The company says that while it’s difficult to ensure rapid injection in a foolproof manner, it relies on large-scale testing and faster patch cycles to harden its systems before they appear in real-world attacks.
An OpenAI spokesperson declined to say whether Atlas’s security update had resulted in a measurable reduction in successful injections, but said the company had worked with third parties to harden Atlas against rapid injections before its launch.
Rami McCarthy, senior security researcher at cybersecurity company Wizsays that reinforcement learning is a way to continually adapt to attacker behavior, but that’s only part of the picture.
“A useful way to reason about risks in AI systems is autonomy times access,” McCarthy told TechCrunch.
“Agent navigators tend to be in a difficult part of this space: moderate autonomy combined with very high access,” McCarthy said. “Many current recommendations reflect this trade-off. Limiting connected access primarily reduces exposure, while requiring review of confirmation requests limits autonomy.”
These are two of OpenAI’s recommendations to users to reduce their own risks, and a spokesperson said Atlas is also trained to get user confirmation before sending messages or making payments. OpenAI also suggests users give specific instructions to agents, rather than giving them access to your inbox and telling them to “take all necessary actions.”
“High latitude makes it easier for hidden or malicious content to influence the agent, even when protections are in place,” according to OpenAI.

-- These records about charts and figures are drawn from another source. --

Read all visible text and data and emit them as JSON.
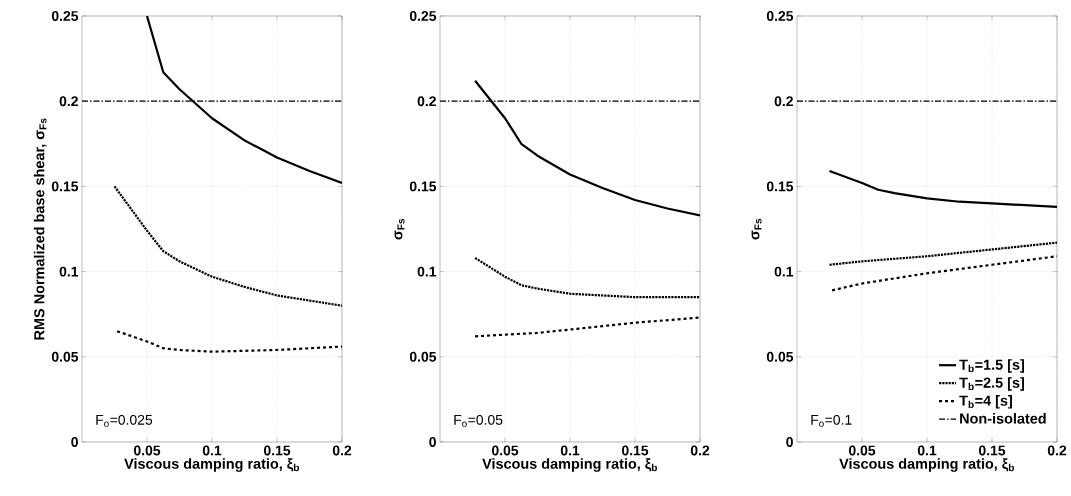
{
  "chart_data": [
    {
      "type": "line",
      "xlabel": "Viscous damping ratio, ξ$_{b}$",
      "ylabel": "RMS Normalized base shear, σ$_{Fs}$",
      "xlim": [
        0,
        0.2
      ],
      "ylim": [
        0,
        0.25
      ],
      "xticks": [
        0.05,
        0.1,
        0.15,
        0.2
      ],
      "yticks": [
        0,
        0.05,
        0.1,
        0.15,
        0.2,
        0.25
      ],
      "grid": true,
      "series": [
        {
          "color": "#000000",
          "line_style": "solid",
          "x": [
            0.05,
            0.0625,
            0.075,
            0.1,
            0.125,
            0.15,
            0.175,
            0.2
          ],
          "values": [
            0.25,
            0.217,
            0.207,
            0.19,
            0.177,
            0.167,
            0.159,
            0.152
          ]
        },
        {
          "color": "#000000",
          "line_style": "dotted",
          "x": [
            0.025,
            0.05,
            0.0625,
            0.075,
            0.1,
            0.125,
            0.15,
            0.175,
            0.2
          ],
          "values": [
            0.15,
            0.124,
            0.112,
            0.106,
            0.097,
            0.091,
            0.086,
            0.083,
            0.08
          ]
        },
        {
          "color": "#000000",
          "line_style": "dashed",
          "x": [
            0.027,
            0.05,
            0.0625,
            0.075,
            0.1,
            0.15,
            0.2
          ],
          "values": [
            0.065,
            0.059,
            0.055,
            0.054,
            0.053,
            0.054,
            0.056
          ]
        }
      ],
      "ref_lines": [
        {
          "axis": "y",
          "value": 0.2,
          "color": "#000000"
        }
      ],
      "annotations": [
        "F$_{o}$=0.025"
      ]
    },
    {
      "type": "line",
      "xlabel": "Viscous damping ratio, ξ$_{b}$",
      "ylabel": "σ$_{Fs}$",
      "xlim": [
        0,
        0.2
      ],
      "ylim": [
        0,
        0.25
      ],
      "xticks": [
        0.05,
        0.1,
        0.15,
        0.2
      ],
      "yticks": [
        0,
        0.05,
        0.1,
        0.15,
        0.2,
        0.25
      ],
      "grid": true,
      "series": [
        {
          "color": "#000000",
          "line_style": "solid",
          "x": [
            0.027,
            0.05,
            0.0625,
            0.075,
            0.1,
            0.125,
            0.15,
            0.175,
            0.2
          ],
          "values": [
            0.212,
            0.19,
            0.175,
            0.168,
            0.157,
            0.149,
            0.142,
            0.137,
            0.133
          ]
        },
        {
          "color": "#000000",
          "line_style": "dotted",
          "x": [
            0.027,
            0.05,
            0.0625,
            0.075,
            0.1,
            0.15,
            0.2
          ],
          "values": [
            0.108,
            0.097,
            0.092,
            0.09,
            0.087,
            0.085,
            0.085
          ]
        },
        {
          "color": "#000000",
          "line_style": "dashed",
          "x": [
            0.027,
            0.05,
            0.075,
            0.1,
            0.125,
            0.15,
            0.2
          ],
          "values": [
            0.062,
            0.063,
            0.064,
            0.066,
            0.068,
            0.07,
            0.073
          ]
        }
      ],
      "ref_lines": [
        {
          "axis": "y",
          "value": 0.2,
          "color": "#000000"
        }
      ],
      "annotations": [
        "F$_{o}$=0.05"
      ]
    },
    {
      "type": "line",
      "xlabel": "Viscous damping ratio, ξ$_{b}$",
      "ylabel": "σ$_{Fs}$",
      "xlim": [
        0,
        0.2
      ],
      "ylim": [
        0,
        0.25
      ],
      "xticks": [
        0.05,
        0.1,
        0.15,
        0.2
      ],
      "yticks": [
        0,
        0.05,
        0.1,
        0.15,
        0.2,
        0.25
      ],
      "grid": true,
      "legend": "bottom right",
      "series": [
        {
          "name": "T$_{b}$=1.5 [s]",
          "color": "#000000",
          "line_style": "solid",
          "x": [
            0.025,
            0.05,
            0.0625,
            0.075,
            0.1,
            0.125,
            0.15,
            0.2
          ],
          "values": [
            0.159,
            0.152,
            0.148,
            0.146,
            0.143,
            0.141,
            0.14,
            0.138
          ]
        },
        {
          "name": "T$_{b}$=2.5 [s]",
          "color": "#000000",
          "line_style": "dotted",
          "x": [
            0.025,
            0.05,
            0.1,
            0.15,
            0.2
          ],
          "values": [
            0.104,
            0.106,
            0.109,
            0.113,
            0.117
          ]
        },
        {
          "name": "T$_{b}$=4 [s]",
          "color": "#000000",
          "line_style": "dashed",
          "x": [
            0.027,
            0.05,
            0.1,
            0.15,
            0.2
          ],
          "values": [
            0.089,
            0.093,
            0.099,
            0.104,
            0.109
          ]
        }
      ],
      "ref_lines": [
        {
          "axis": "y",
          "value": 0.2,
          "color": "#000000",
          "label": "Non-isolated"
        }
      ],
      "annotations": [
        "F$_{o}$=0.1"
      ]
    }
  ]
}
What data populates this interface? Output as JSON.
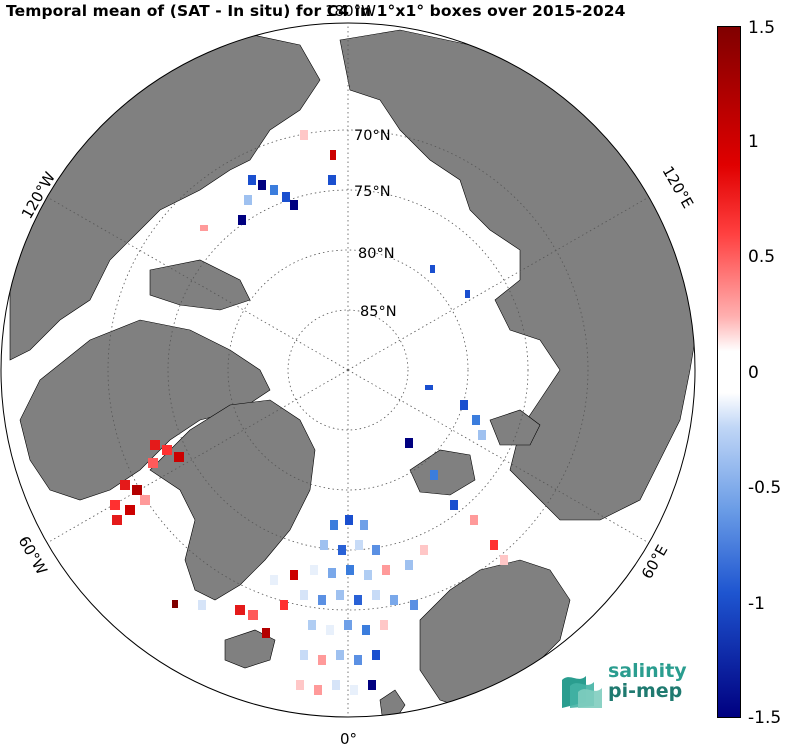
{
  "title": "Temporal mean of (SAT - In situ) for C4 in 1°x1° boxes over 2015-2024",
  "map": {
    "projection": "north-polar-stereographic",
    "latitude_labels": [
      "70°N",
      "75°N",
      "80°N",
      "85°N"
    ],
    "longitude_labels": [
      "180°W",
      "120°W",
      "60°W",
      "0°",
      "60°E",
      "120°E"
    ],
    "land_color": "#808080",
    "ocean_color": "#ffffff",
    "graticule": "dotted"
  },
  "colorbar": {
    "min": -1.5,
    "max": 1.5,
    "tick_labels": [
      "1.5",
      "1",
      "0.5",
      "0",
      "-0.5",
      "-1",
      "-1.5"
    ],
    "tick_values": [
      1.5,
      1,
      0.5,
      0,
      -0.5,
      -1,
      -1.5
    ],
    "colormap": "blue-white-red (diverging)",
    "low_color": "#000080",
    "mid_color": "#ffffff",
    "high_color": "#800000"
  },
  "logo": {
    "line1": "salinity",
    "line2": "pi-mep"
  }
}
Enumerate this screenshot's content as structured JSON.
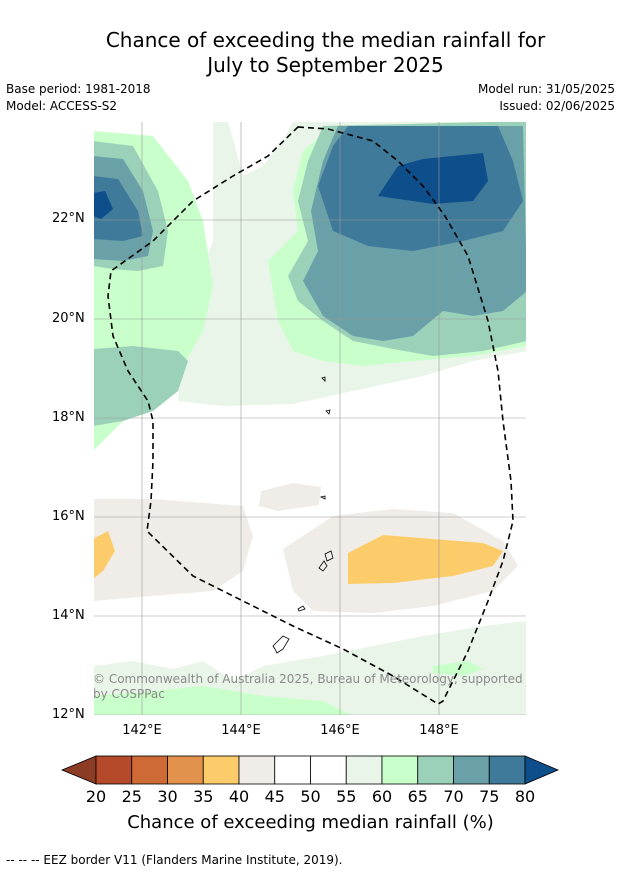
{
  "header": {
    "title_line1": "Chance of exceeding the median rainfall for",
    "title_line2": "July to September 2025",
    "base_period": "Base period: 1981-2018",
    "model": "Model: ACCESS-S2",
    "model_run": "Model run: 31/05/2025",
    "issued": "Issued: 02/06/2025"
  },
  "map": {
    "lat_labels": [
      "22°N",
      "20°N",
      "18°N",
      "16°N",
      "14°N",
      "12°N"
    ],
    "lon_labels": [
      "142°E",
      "144°E",
      "146°E",
      "148°E"
    ],
    "copyright": "© Commonwealth of Australia 2025, Bureau of Meteorology, supported by COSPPac"
  },
  "colorbar": {
    "label": "Chance of exceeding median rainfall (%)",
    "ticks": [
      "20",
      "25",
      "30",
      "35",
      "40",
      "45",
      "50",
      "55",
      "60",
      "65",
      "70",
      "75",
      "80"
    ],
    "colors": [
      "#8c3b24",
      "#b44a2a",
      "#cd6a35",
      "#e3924d",
      "#fdcc6a",
      "#f0ede8",
      "#ffffff",
      "#ffffff",
      "#e9f5e8",
      "#c9ffcb",
      "#9bd1b9",
      "#6aa1a8",
      "#3f7a9b",
      "#0e4e8a"
    ]
  },
  "legend": {
    "eez_line": "--  --  -- EEZ border V11 (Flanders Marine Institute, 2019)."
  }
}
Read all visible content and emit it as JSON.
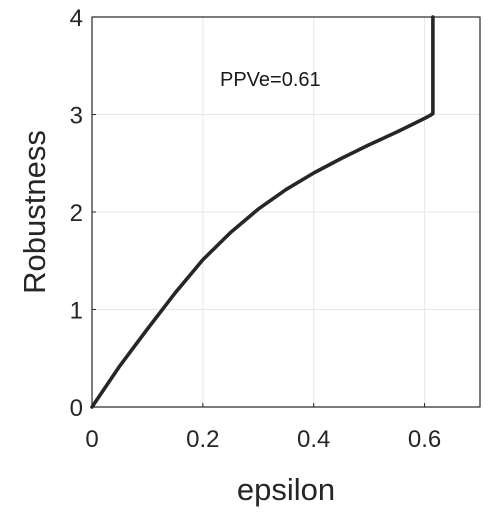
{
  "chart_data": {
    "type": "line",
    "xlabel": "epsilon",
    "ylabel": "Robustness",
    "xlim": [
      0,
      0.7
    ],
    "ylim": [
      0,
      4
    ],
    "x_ticks": [
      "0",
      "0.2",
      "0.4",
      "0.6"
    ],
    "y_ticks": [
      "0",
      "1",
      "2",
      "3",
      "4"
    ],
    "grid": true,
    "annotation": "PPVe=0.61",
    "series": [
      {
        "color": "#262626",
        "x": [
          0,
          0.05,
          0.1,
          0.15,
          0.2,
          0.25,
          0.3,
          0.35,
          0.4,
          0.45,
          0.5,
          0.55,
          0.6,
          0.61,
          0.615,
          0.615
        ],
        "y": [
          0,
          0.42,
          0.8,
          1.17,
          1.51,
          1.79,
          2.03,
          2.23,
          2.4,
          2.55,
          2.69,
          2.82,
          2.96,
          2.99,
          3.01,
          4.0
        ]
      }
    ]
  }
}
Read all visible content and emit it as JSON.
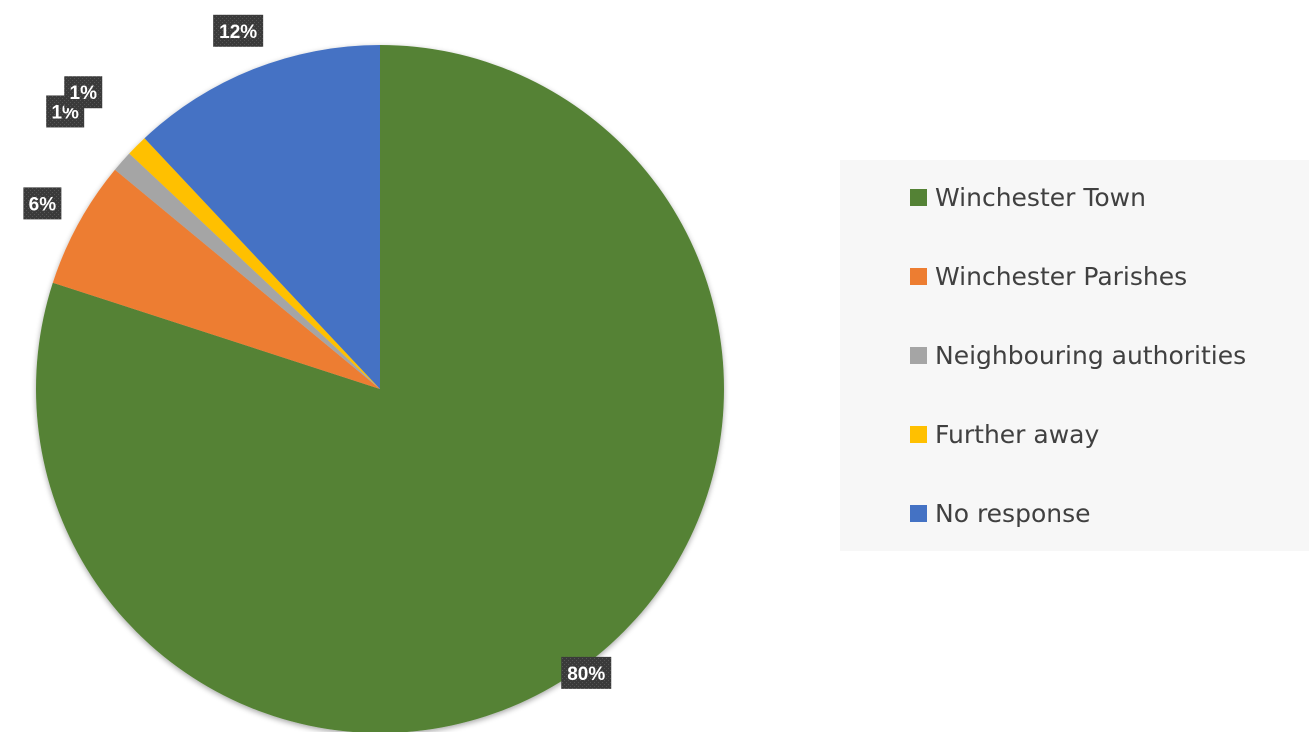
{
  "chart_data": {
    "type": "pie",
    "title": "",
    "categories": [
      "Winchester Town",
      "Winchester Parishes",
      "Neighbouring authorities",
      "Further away",
      "No response"
    ],
    "values": [
      80,
      6,
      1,
      1,
      12
    ],
    "data_labels": [
      "80%",
      "6%",
      "1%",
      "1%",
      "12%"
    ],
    "colors": [
      "#548235",
      "#ED7D31",
      "#A5A5A5",
      "#FFC000",
      "#4472C4"
    ],
    "start": "12 o'clock",
    "direction": "clockwise",
    "legend_position": "right"
  },
  "legend": {
    "items": [
      {
        "label": "Winchester Town",
        "color": "#548235"
      },
      {
        "label": "Winchester Parishes",
        "color": "#ED7D31"
      },
      {
        "label": "Neighbouring authorities",
        "color": "#A5A5A5"
      },
      {
        "label": "Further away",
        "color": "#FFC000"
      },
      {
        "label": "No response",
        "color": "#4472C4"
      }
    ]
  }
}
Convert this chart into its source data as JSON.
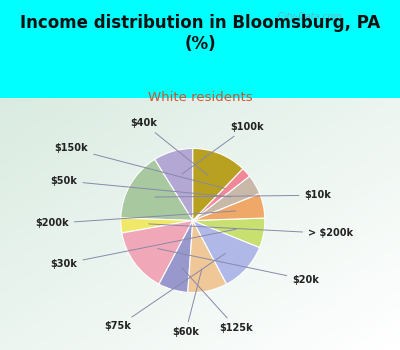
{
  "title": "Income distribution in Bloomsburg, PA\n(%)",
  "subtitle": "White residents",
  "title_color": "#111111",
  "subtitle_color": "#cc5533",
  "background_color": "#00ffff",
  "watermark": "  City-Data.com",
  "labels": [
    "$100k",
    "$10k",
    "> $200k",
    "$20k",
    "$125k",
    "$60k",
    "$75k",
    "$30k",
    "$200k",
    "$50k",
    "$150k",
    "$40k"
  ],
  "values": [
    8,
    14,
    3,
    13,
    6,
    8,
    10,
    6,
    5,
    4,
    2,
    11
  ],
  "colors": [
    "#b3a8d4",
    "#a8c8a0",
    "#f0e868",
    "#f0a8b8",
    "#9898cc",
    "#f0c898",
    "#b0b8e8",
    "#c8e070",
    "#f0a868",
    "#c8b8a8",
    "#f08898",
    "#b8a020"
  ]
}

While OpenAI says protecting Atlas users from rapid injections is a top priority, McCarthy invites some skepticism about the return on investment for risk-prone browsers.
“For most everyday use cases, agent browsers do not yet provide enough value to justify their current risk profile,” McCarthy told TechCrunch. “The risk is high given their access to sensitive data such as emails and payment information, although this access is also what makes them powerful. This balance will evolve, but today the trade-offs are still very real.”